The impetus for donors to pressure for reform on logging has fallen away in recent years, Buck­rell wrote. “Many donors now perceive the forest sector as being too politically difficult and have allowed it to slip down the list of priorities.”

Global Witness was banned from Cambodia in 2005 but continues to monitor logging here.

What began as a steady incursion of outside loggers has trickled down to local families, for whom logging has become one of the few means of making a living in the district.

A Khmer Rouge stronghold up until the mid-1990s, Trapaing Chor commune had an irrigation dam that broke after the fighting ended and was never repaired, making farming a virtual impossibility, said Bann Vanna, a 57-year-old villager.

“During the rice-farming season, I would farm rice. But last year, I could not do it because of the drought,” said Chim Choeun, 24, who was driving an ox-cart carrying two tree trunks on the road from Chrork Teak village to Kompong Speu town. “I have been cutting trees for over a year because I have no other business to make money for my family,” he said.

Each of the 6-meter logs would fetch $2.50 to $3 at the market, Chim Choeun said. That’s excluding the unofficial payments that residents say local authorities extract from local loggers, transporters and charcoal kiln operators.

Four RCAF soldiers manning a checkpoint near Chrork Teak Primary School said they take action against more serious in­stances of logging. They said, however, that they may sometimes turn a blind eye to logging on private property, although they do not take bribes.

“We check for illegal wildlife and if there are big, freshly cut logs,” said one soldier, who declined to be named. “The small logs come from the families’ own plots of land, and it’s okay.”

Keo Samoun, commander of RCAF’s Military Region Three, which operates in Oral district, said none of his forces were involved in logging. But he added that illegal loggers have at times put on uniforms and masqueraded as RCAF soldiers.

“[The soldiers] are assigned to guard there, but I don’t know why the logs still fly out of the area,” he said.

In the late 1990s and early 2000s, the Environment Ministry, local officials and NGOs organized several waves of high-profile crackdowns on logging—confiscating chainsaws, shutting down sawmills and making arrests, NGO workers said. But residents and NGO officials say that such efforts have declined in recent years.

In 2005, Chrork Teak villager Bann Vanna was appointed to lead a community forest protection council for Chrork Teak and Pos Meas villages, leading missions out to the sanctuary to curb logging.

With only commune-level recognition, the councils have little leverage, said Nov Noeun, second deputy chief for Trapaing Chor commune.

“We don’t have the responsibility to crack down on loggers—the military police and rangers do,” he said, adding that higher-level government officials need to step in.

But combating logging on the ground, even for rangers, can be a dangerous prospect. In September 2005, two Environment Ministry rangers were shot to death in Trapaing Chor commune, apparently in connection with their at­tempts to combat illegal logging, officials said at the time.
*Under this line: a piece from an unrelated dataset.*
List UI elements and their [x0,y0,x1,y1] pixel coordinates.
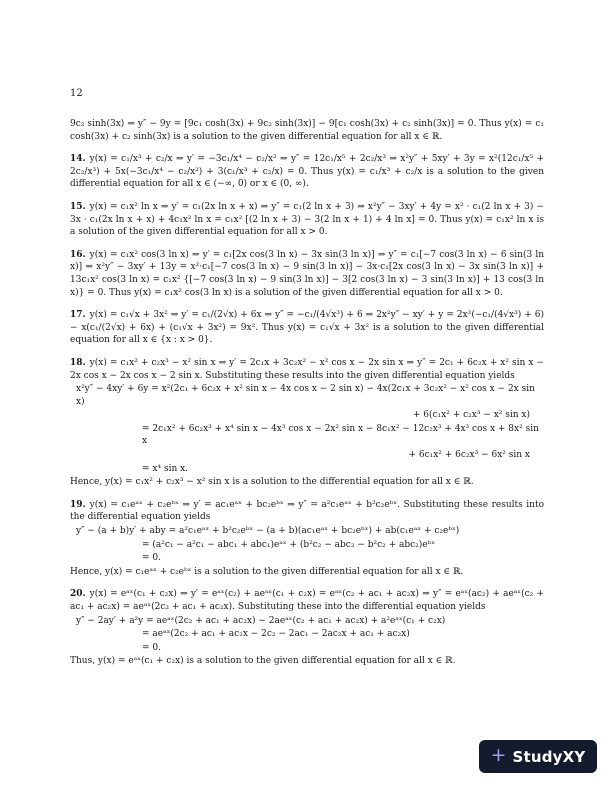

Since then, the rangers have become “relaxed,” according to Bann Vanna, who no longer leads the protection council.

“They stopped enforcing and started colluding, and now they let the loggers cut freely,” he alleged.
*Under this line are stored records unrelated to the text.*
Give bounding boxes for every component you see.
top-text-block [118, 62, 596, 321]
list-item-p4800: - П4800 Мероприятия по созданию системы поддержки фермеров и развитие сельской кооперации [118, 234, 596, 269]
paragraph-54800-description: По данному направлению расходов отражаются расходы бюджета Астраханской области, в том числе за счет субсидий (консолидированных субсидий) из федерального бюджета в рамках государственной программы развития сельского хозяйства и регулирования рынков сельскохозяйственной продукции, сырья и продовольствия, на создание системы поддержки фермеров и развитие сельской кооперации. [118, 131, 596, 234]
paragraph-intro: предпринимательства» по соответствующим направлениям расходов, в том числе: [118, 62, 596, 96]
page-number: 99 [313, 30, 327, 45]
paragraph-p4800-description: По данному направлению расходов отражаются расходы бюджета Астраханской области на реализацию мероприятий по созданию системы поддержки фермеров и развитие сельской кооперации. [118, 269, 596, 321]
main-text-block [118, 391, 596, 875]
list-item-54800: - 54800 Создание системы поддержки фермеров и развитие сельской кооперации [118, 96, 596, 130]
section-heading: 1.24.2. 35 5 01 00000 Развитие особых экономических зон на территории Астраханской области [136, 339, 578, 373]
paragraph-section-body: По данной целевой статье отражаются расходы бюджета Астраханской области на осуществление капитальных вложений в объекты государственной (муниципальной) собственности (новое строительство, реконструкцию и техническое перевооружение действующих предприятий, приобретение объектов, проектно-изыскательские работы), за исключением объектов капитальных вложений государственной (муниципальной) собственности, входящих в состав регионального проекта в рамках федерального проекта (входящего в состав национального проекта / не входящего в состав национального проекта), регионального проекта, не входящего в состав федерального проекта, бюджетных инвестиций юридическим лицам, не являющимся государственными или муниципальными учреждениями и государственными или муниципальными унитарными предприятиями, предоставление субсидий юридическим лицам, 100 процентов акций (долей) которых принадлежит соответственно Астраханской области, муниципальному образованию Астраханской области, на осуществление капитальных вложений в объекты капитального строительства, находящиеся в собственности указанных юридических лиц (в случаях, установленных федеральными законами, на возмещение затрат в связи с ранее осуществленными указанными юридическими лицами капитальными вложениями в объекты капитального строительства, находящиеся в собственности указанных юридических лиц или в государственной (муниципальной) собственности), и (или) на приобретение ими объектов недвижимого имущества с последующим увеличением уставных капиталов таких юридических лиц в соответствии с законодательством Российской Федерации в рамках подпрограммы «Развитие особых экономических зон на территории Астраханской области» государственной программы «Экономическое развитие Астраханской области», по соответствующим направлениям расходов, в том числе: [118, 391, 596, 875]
Meas Nhin, the Environment Ministry-appointed director of Oral Sanctuary, said there have previously been corrupt rangers, but that measures have been taken to weed them out.
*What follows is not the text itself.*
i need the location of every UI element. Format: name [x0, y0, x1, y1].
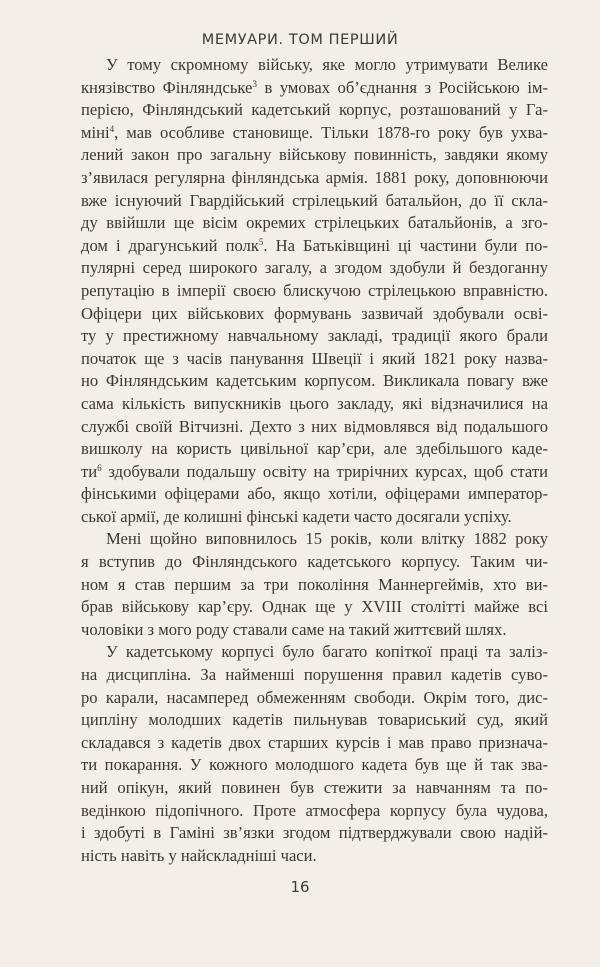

“We have special investigations to determine which ones [are corrupt],” he said, adding that 13 ran­gers were dismissed for corruption last year.

Meas Nhin said the Environ­ment Ministry’s efforts to combat logging have increased over the last year, with 23 arrests in 2006, due to closer cooperation with the Forestry Administration and NGO Conservation International.

But Meas Nhin also acknowledged that logging remains fueled by people with “high power from somewhere” who employ poor families as local labor. He added that government officials are invested in the industry, though he said he did not know who they were.